This year, UITP will once again join forces with our collaborators at Messe Karlsruhe to bring you IT-TRANS – where the world of public transport comes together to discuss technology and IT-TRANS for urban mobility (Karlsruhe, 3-5 March 2020).
As we approach our time in Karlsruhe, our programme, panel sessions and list of international speakers and participants is taking shape.
Over the next two weeks we’ll be sitting down with several of our Conference speakers to get their thoughts on IT-TRANS2020, what they expect from this year’s edition and what’s to come for mobility going forward.
So what better way to get to know what we can look forward to at IT-TRANS2020 than a special sit-down with our speakers!
First we sat down with Olivier Binet, Co-Founder and President of Karos, France. What did Olivier have to say about urban mobility, carpooling and the future of the sector? Find out by catching up now!
Q1: Gian-Mattia, FAIRTIQ offers the ‘simplest, most cost-effective tickets’ to make public transport travel easier than ever before. You are the company’s Founder and CEO. How was the idea of FAIRTIQ born?
Since the late 1990s the Swiss public transport industry discussed the introduction of a nationwide card based Be-In, Be-Out System (BiBo). However, all attempts failed for both cost and complexity reasons, given the enormous hardware infrastructure that would have had to be built.
In 2015 FAIRTIQ’s founders reversed the question: how close to BiBo do we get, without ANY hardware in vehicles and/or stations – quickly. The result of these reflections was the FAIRTIQ app, launched 04/2016 in three regions in Switzerland and as quickly as in 03/2018 on a nationwide level in Switzerland. With just one swipe, passengers receive a valid travel permit on the phone allowing them to travel nationwide in Switzerland with all types of PT (railway, tram, metro, bus, boat, and even cable cars). On completion of the journey, which can be multi-leg and multi-operator, the passengers are charged the best price for the journey undertaken.
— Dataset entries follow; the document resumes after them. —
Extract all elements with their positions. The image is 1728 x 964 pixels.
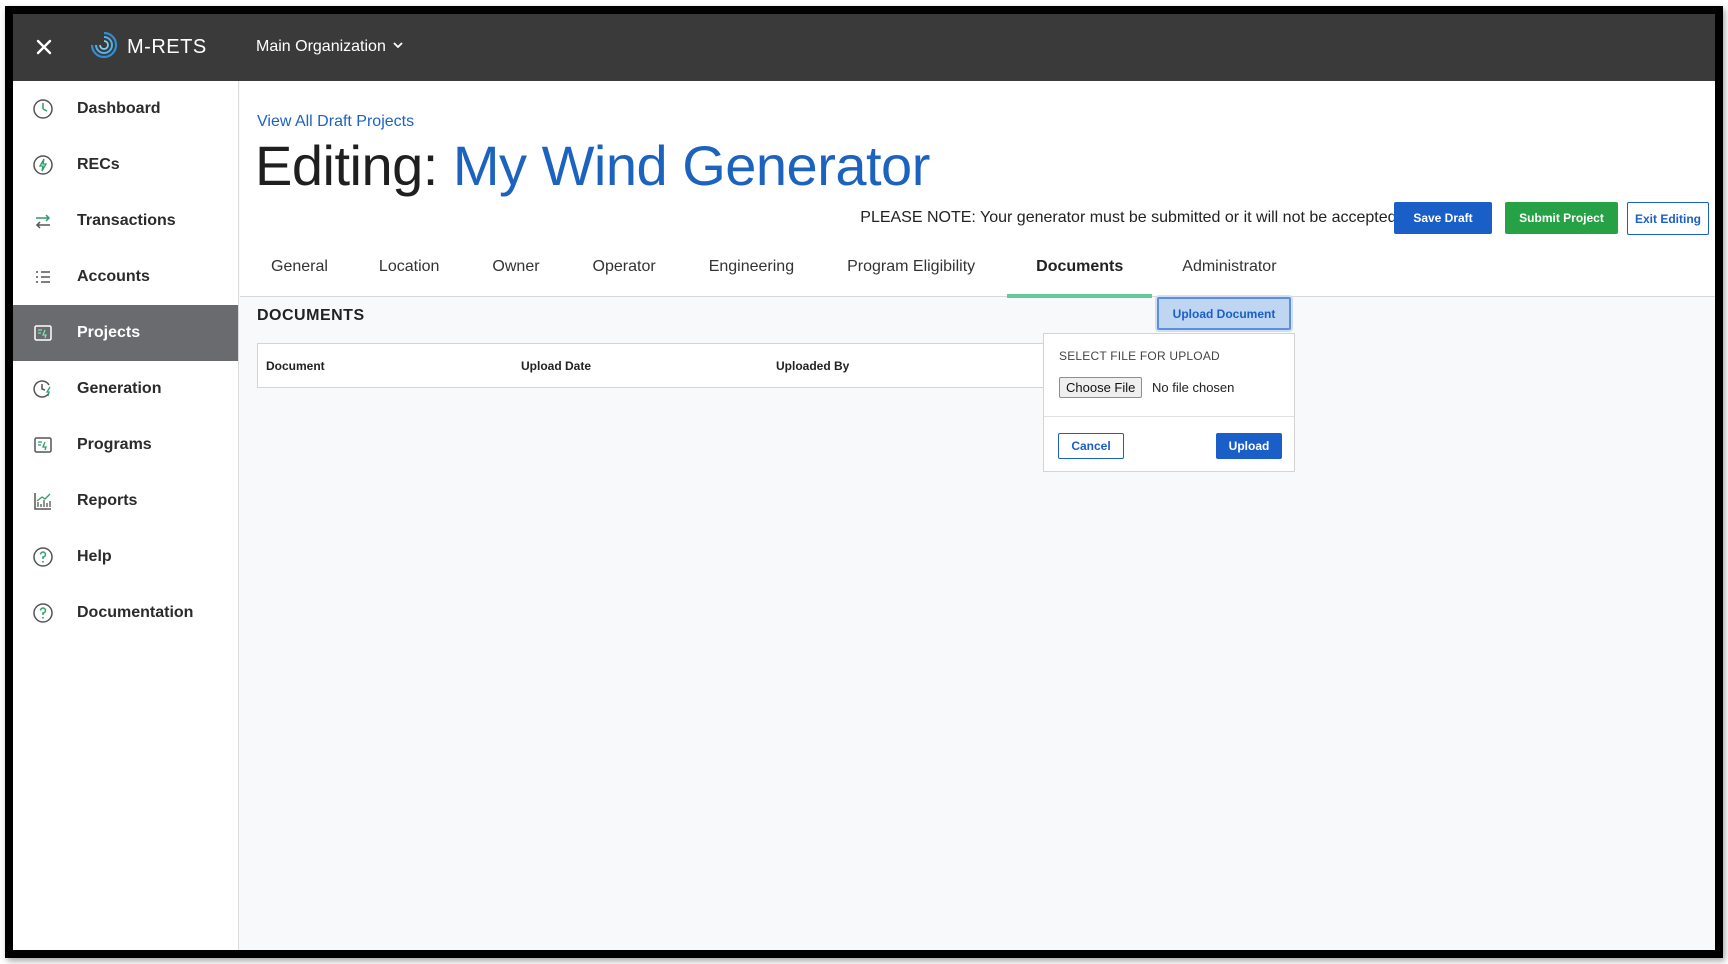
- chevron-down-icon: [392, 38, 404, 56]
- upload-button[interactable]: Upload: [1216, 433, 1282, 459]
- organization-dropdown[interactable]: Main Organization: [256, 38, 404, 56]
- lightning-circle-icon: [31, 153, 55, 177]
- sidebar-item-transactions[interactable]: Transactions: [13, 193, 238, 249]
- column-header-uploaded-by[interactable]: Uploaded By: [776, 359, 849, 373]
- sidebar-item-label: Reports: [77, 492, 138, 509]
- sidebar-item-label: Projects: [77, 324, 141, 341]
- main-content: View All Draft Projects Editing: My Wind…: [240, 81, 1715, 950]
- brand-name: M-RETS: [127, 36, 207, 58]
- sidebar-item-label: Transactions: [77, 212, 176, 229]
- upload-document-button[interactable]: Upload Document: [1157, 297, 1291, 330]
- title-prefix: Editing:: [255, 134, 438, 197]
- sidebar-item-label: Help: [77, 548, 112, 565]
- project-name: My Wind Generator: [452, 134, 931, 197]
- sidebar-item-help[interactable]: Help: [13, 529, 238, 585]
- no-file-chosen-text: No file chosen: [1152, 380, 1235, 395]
- sidebar-item-label: Generation: [77, 380, 162, 397]
- brand-logo[interactable]: M-RETS: [89, 30, 207, 65]
- sidebar-item-programs[interactable]: Programs: [13, 417, 238, 473]
- question-circle-icon: [31, 545, 55, 569]
- sidebar-item-reports[interactable]: Reports: [13, 473, 238, 529]
- exit-editing-button[interactable]: Exit Editing: [1627, 202, 1709, 235]
- sidebar-item-label: Programs: [77, 436, 152, 453]
- column-header-upload-date[interactable]: Upload Date: [521, 359, 591, 373]
- tab-program-eligibility[interactable]: Program Eligibility: [847, 237, 975, 297]
- divider: [1044, 416, 1294, 417]
- view-all-drafts-link[interactable]: View All Draft Projects: [257, 113, 414, 131]
- project-header: View All Draft Projects Editing: My Wind…: [240, 81, 1715, 298]
- sidebar-item-label: Documentation: [77, 604, 194, 621]
- tab-operator[interactable]: Operator: [593, 237, 656, 297]
- close-icon[interactable]: [31, 34, 57, 60]
- sidebar-item-recs[interactable]: RECs: [13, 137, 238, 193]
- sidebar-item-label: Dashboard: [77, 100, 161, 117]
- sidebar-item-generation[interactable]: Generation: [13, 361, 238, 417]
- sidebar-item-projects[interactable]: Projects: [13, 305, 238, 361]
- page-title: Editing: My Wind Generator: [255, 133, 930, 198]
- sidebar-item-label: Accounts: [77, 268, 150, 285]
- project-tabs: General Location Owner Operator Engineer…: [240, 237, 1277, 298]
- bar-chart-icon: [31, 489, 55, 513]
- sidebar-item-label: RECs: [77, 156, 120, 173]
- cancel-button[interactable]: Cancel: [1058, 433, 1124, 459]
- popover-title: SELECT FILE FOR UPLOAD: [1059, 349, 1220, 363]
- organization-name: Main Organization: [256, 38, 386, 55]
- documents-table: Document Upload Date Uploaded By: [257, 343, 1157, 388]
- documents-section-title: DOCUMENTS: [257, 307, 365, 324]
- sidebar-item-accounts[interactable]: Accounts: [13, 249, 238, 305]
- list-icon: [31, 265, 55, 289]
- tab-location[interactable]: Location: [379, 237, 440, 297]
- tab-general[interactable]: General: [271, 237, 328, 297]
- project-card-icon: [31, 321, 55, 345]
- sidebar-item-dashboard[interactable]: Dashboard: [13, 81, 238, 137]
- tab-administrator[interactable]: Administrator: [1182, 237, 1276, 297]
- clock-dial-icon: [31, 97, 55, 121]
- swirl-logo-icon: [89, 30, 119, 65]
- tab-owner[interactable]: Owner: [492, 237, 539, 297]
- clock-lightning-icon: [31, 377, 55, 401]
- sidebar: Dashboard RECs Transactions Accounts Pro…: [13, 81, 239, 950]
- app-window: M-RETS Main Organization Dashboard RECs …: [5, 6, 1723, 958]
- save-draft-button[interactable]: Save Draft: [1394, 202, 1492, 234]
- program-card-icon: [31, 433, 55, 457]
- sidebar-item-documentation[interactable]: Documentation: [13, 585, 238, 641]
- submission-note: PLEASE NOTE: Your generator must be subm…: [860, 209, 1401, 226]
- tab-documents[interactable]: Documents: [1007, 237, 1153, 298]
- column-header-document[interactable]: Document: [266, 359, 325, 373]
- top-bar: M-RETS Main Organization: [13, 14, 1715, 81]
- arrows-swap-icon: [31, 209, 55, 233]
- choose-file-button[interactable]: Choose File: [1059, 377, 1143, 398]
- upload-file-popover: SELECT FILE FOR UPLOAD Choose File No fi…: [1043, 333, 1295, 472]
- question-circle-icon: [31, 601, 55, 625]
- submit-project-button[interactable]: Submit Project: [1505, 202, 1618, 234]
- tab-engineering[interactable]: Engineering: [709, 237, 794, 297]
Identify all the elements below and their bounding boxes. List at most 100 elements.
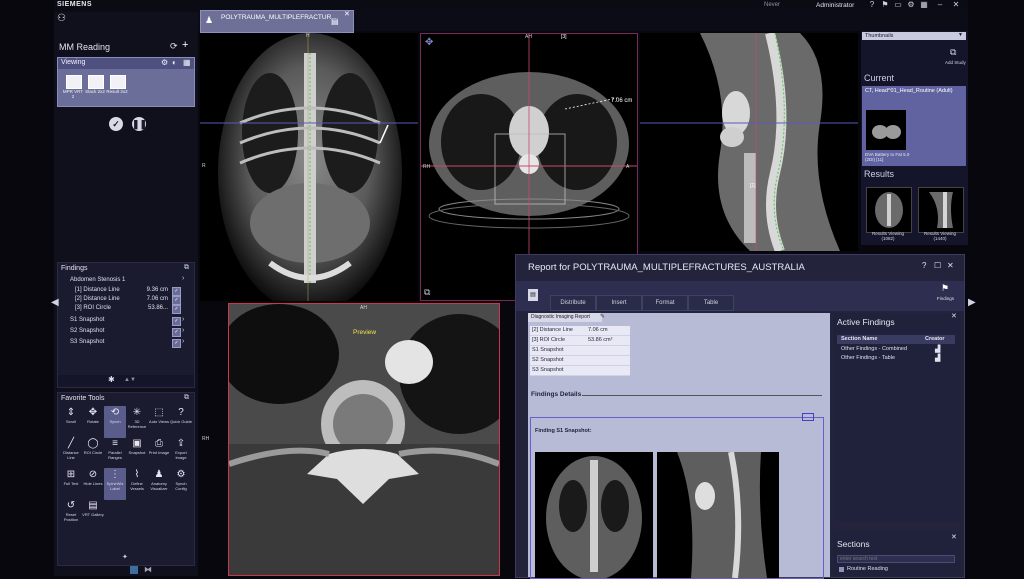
tool-spine-label[interactable]: ⋮ SpineWiz Label: [104, 468, 126, 500]
add-study-icon[interactable]: ⧉: [950, 47, 956, 58]
chevron-right-icon[interactable]: ›: [182, 338, 184, 345]
tab-distribute[interactable]: Distribute: [550, 295, 596, 311]
section-search-input[interactable]: [837, 555, 955, 563]
confirm-button[interactable]: ✓: [109, 117, 123, 131]
chevron-right-icon[interactable]: ›: [182, 275, 184, 282]
close-icon[interactable]: ✕: [951, 312, 957, 320]
screen-2-icon[interactable]: ⧓: [144, 565, 152, 574]
tool-roi-circle[interactable]: ◯ ROI Circle: [82, 437, 104, 469]
monitor-icon[interactable]: ▭: [892, 0, 904, 9]
minimize-icon[interactable]: –: [934, 0, 946, 9]
tool-anatomy[interactable]: ♟ Anatomy Visualizer: [148, 468, 170, 500]
finding-checkbox[interactable]: ✓: [172, 328, 181, 337]
pin-icon[interactable]: ✱: [108, 375, 115, 384]
chevron-right-icon[interactable]: ›: [182, 316, 184, 323]
close-icon[interactable]: ✕: [950, 0, 962, 9]
roi-annotation[interactable]: [3]: [561, 34, 567, 40]
distance-measurement[interactable]: 7.06 cm: [611, 98, 632, 104]
current-series-thumb[interactable]: [866, 110, 906, 150]
sagittal-viewer[interactable]: [1]: [640, 33, 858, 251]
refresh-icon[interactable]: ⟳: [170, 41, 178, 52]
layout-mpr-vrt-button[interactable]: MPR VRT 2: [62, 75, 84, 99]
chevron-down-icon[interactable]: ▼: [958, 32, 963, 38]
doc-tab[interactable]: Diagnostic Imaging Report: [528, 313, 602, 322]
snapshot-item[interactable]: S2 Snapshot: [70, 326, 104, 336]
layout-stack-icon[interactable]: ⧉: [424, 287, 430, 298]
chevron-left-icon[interactable]: ◀: [51, 297, 59, 308]
chevron-right-icon[interactable]: ▶: [968, 297, 976, 308]
tool-quick-guide[interactable]: ? Quick Guide: [170, 406, 192, 438]
add-study-label[interactable]: Add Study: [945, 60, 966, 65]
chevron-right-icon[interactable]: ›: [182, 327, 184, 334]
measurement-label[interactable]: [1]: [750, 183, 756, 189]
add-icon[interactable]: +: [182, 39, 188, 51]
tab-table[interactable]: Table: [688, 295, 734, 311]
close-icon[interactable]: ✕: [951, 533, 957, 541]
tool-rotate[interactable]: ✥ Rotate: [82, 406, 104, 438]
thumbnails-dropdown[interactable]: Thumbnails: [862, 32, 966, 40]
zoom-viewer[interactable]: AH Preview: [228, 303, 500, 576]
help-icon[interactable]: ?: [922, 261, 926, 270]
finding-checkbox[interactable]: ✓: [172, 339, 181, 348]
move-icon[interactable]: ✥: [425, 37, 433, 48]
flag-icon[interactable]: ⚑: [941, 283, 949, 294]
close-icon[interactable]: ✕: [947, 261, 954, 270]
result-thumb[interactable]: [866, 187, 912, 233]
snapshot-image[interactable]: [535, 452, 653, 578]
report-document[interactable]: Diagnostic Imaging Report ✎ [2] Distance…: [528, 313, 830, 579]
tool-define-vessels[interactable]: ⌇ Define Vessels: [126, 468, 148, 500]
tool-hide-lines[interactable]: ⊘ Hide Lines: [82, 468, 104, 500]
expand-icon[interactable]: ⧉: [184, 394, 189, 402]
tab-format[interactable]: Format: [642, 295, 688, 311]
move-arrows-icon[interactable]: ▲▼: [124, 377, 136, 383]
study-tab[interactable]: ♟ POLYTRAUMA_MULTIPLEFRACTUR... ▤ ✕: [200, 10, 354, 33]
viewing-settings-icon[interactable]: ⚙: [161, 58, 168, 67]
finding-block[interactable]: Finding S1 Snapshot:: [530, 417, 824, 579]
tool-distance-line[interactable]: ╱ Distance Line: [60, 437, 82, 469]
finding-item[interactable]: [3] ROI Circle: [75, 303, 111, 313]
finding-checkbox[interactable]: ✓: [172, 287, 181, 296]
layout-result-button[interactable]: Result 2x2: [106, 75, 128, 94]
tool-print[interactable]: ⎙ Print Image: [148, 437, 170, 469]
snapshot-image[interactable]: [657, 452, 779, 578]
viewing-layout-icon[interactable]: ▦: [183, 58, 191, 67]
tool-full-text[interactable]: ⊞ Full Text: [60, 468, 82, 500]
maximize-icon[interactable]: ☐: [934, 261, 941, 270]
tool-synch-config[interactable]: ⚙ Synch Config: [170, 468, 192, 500]
tool-vrt-gallery[interactable]: ▤ VRT Gallery: [82, 499, 104, 531]
table-row[interactable]: Other Findings - Combined ▟: [837, 345, 955, 354]
add-icon[interactable]: ✦: [122, 553, 128, 561]
section-checkbox[interactable]: [839, 567, 844, 572]
expand-icon[interactable]: ⧉: [184, 264, 189, 272]
document-icon[interactable]: ▤: [528, 289, 538, 301]
patient-browser-icon[interactable]: ⚇: [57, 13, 69, 25]
findings-group[interactable]: Abdomen Stenosis 1: [70, 275, 188, 285]
finding-checkbox[interactable]: ✓: [172, 317, 181, 326]
current-series-box[interactable]: CT, Head^01_Head_Routine (Adult) DVA Bat…: [862, 86, 966, 166]
coronal-viewer[interactable]: H R: [200, 33, 418, 301]
result-thumb[interactable]: [918, 187, 964, 233]
tool-3d-reference[interactable]: ✳ 3D Reference: [126, 406, 148, 438]
pause-button[interactable]: ❚❚: [132, 117, 147, 131]
viewing-toggle-icon[interactable]: ◐: [172, 58, 177, 67]
tool-reset[interactable]: ↺ Reset Position: [60, 499, 82, 531]
layout-stack-button[interactable]: Stack 2x2: [84, 75, 106, 94]
table-row[interactable]: Other Findings - Table ▟: [837, 354, 955, 363]
edit-icon[interactable]: ✎: [600, 313, 605, 320]
screen-1-icon[interactable]: [130, 566, 138, 574]
finding-checkbox[interactable]: ✓: [172, 305, 181, 314]
grid-icon[interactable]: ▦: [918, 0, 930, 9]
tool-synch[interactable]: ⟲ Synch: [104, 406, 126, 438]
tab-close-icon[interactable]: ✕: [344, 10, 350, 18]
gear-icon[interactable]: ⚙: [905, 0, 917, 9]
tab-insert[interactable]: Insert: [596, 295, 642, 311]
help-icon[interactable]: ?: [866, 0, 878, 9]
tool-auto-views[interactable]: ⬚ Auto Views: [148, 406, 170, 438]
finding-checkbox[interactable]: ✓: [172, 296, 181, 305]
tool-scroll[interactable]: ⇕ Scroll: [60, 406, 82, 438]
tab-menu-icon[interactable]: ▤: [331, 17, 339, 26]
snapshot-item[interactable]: S3 Snapshot: [70, 337, 104, 347]
snapshot-item[interactable]: S1 Snapshot: [70, 315, 104, 325]
tool-parallel-ranges[interactable]: ≡ Parallel Ranges: [104, 437, 126, 469]
resize-handle[interactable]: [802, 413, 814, 421]
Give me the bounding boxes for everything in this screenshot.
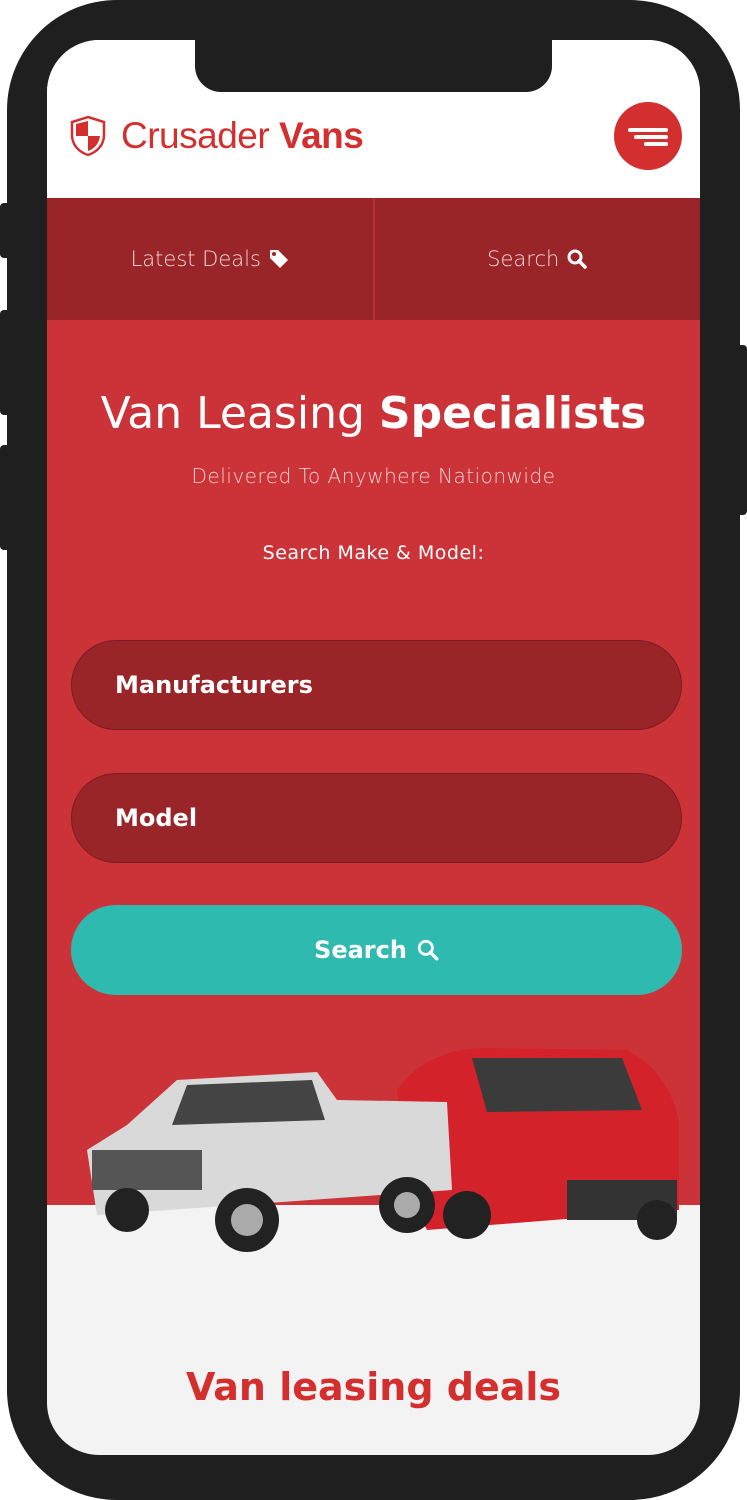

“Public Transport can only be successful in shifting people from individual to public transport, if it becomes easier and more comfortable to use…this means that it has to lower the barriers to its usage.”
Q2: As CEO of FAIRTIQ you’ve managed to establish the company as the market leader in smart mobile ticketing within just two years. What’s the secret to your success?
Our great team consisting of PT ticketing distribution specialists and IT specialists is able to continuously improve our technology. By delivering solutions to user concerns like the “forgotten check-out issue”, making the location based journey mapping more exact or preventing from ticketing fraud, we are successful offering a system which works fully without any hardware and can concentrate on its user-centricity.
This wouldn’t have been possible without FAIRTIQ’s PT Partners, having the same goals and visions for the public transport.
Q3: You’re an expert in the distribution of public transport tickets. What would you like our readers to understand about ticketing that they may not know?
People don’t want to buy tickets – they want to travel! This means, every interaction required to buy a ticket should be as user friendly as possible. Public transport is under constant pressure of cost efficiency – this includes the ticket distribution. FAIRTIQ offers answers to both these points.
Q4: You’ll be participating in the Parallel Session “Start-Ups as Mobility Innovators” where, among other points, the panel will examine how public transport authorities and operators collaborate with new players to lead the urban mobility systems of the future to a sustainable path. What do you hope the audience takes away from the session?
Public Transport can only be successful in shifting people from individual to public transport, if it becomes easier and more comfortable to use. This means that the Public Transport has to lower the barriers to its usage.
For innovation to take place Start-ups and innovative players in general need access to the market. Also, today’s tendering processes need to adapt to agile developments. It’s simply not possible to get a top solution by trying to define technical requirements 10 years down the line.
“For a sustainable world we need to invest money in a good public transport offering – not give it away for free.”
Q5: IT-TRANS is all about bringing the sector together to debate the future of public transport. Let’s look forward five years: what does urban mobility look like in 2025?
Public transport will stay (or in some places gets to be) the backbone of urban mobility. Even though FAIRTIQ is in ticketing: The key to good sustainable urban mobility is the Public Transport offering, i.e. high frequencies, good quality of bus, tram, subway and train services.
On the basis of this high quality offer, low barriers to entry through advanced ticketing methods such as FAIRTIQ’s will help to attract more people.
Q6: And finally, there’s so many different mobility topics making the news right now, Mobility-as-a-Service, free public transport, Artificial Intelligence, and much more…what talking point interests you the most?
AI has a big potential – but only if it serves the right purpose. Focused on good processes it can help a lot regarding both, efficiency and quality of services.
MaaS in today’s meaning is – in my view – rather overhyped at the moment. However, Public Transport is MaaS and always has been.
On free public transport I have an extremely clear view – it will not be sustainable. For a sustainable world we need to invest money in a good Public Transport offering – not give it away for free.
Thank you to Gian-Mattia for his time and his thoughtful and interesting contribution to the urban mobility debate!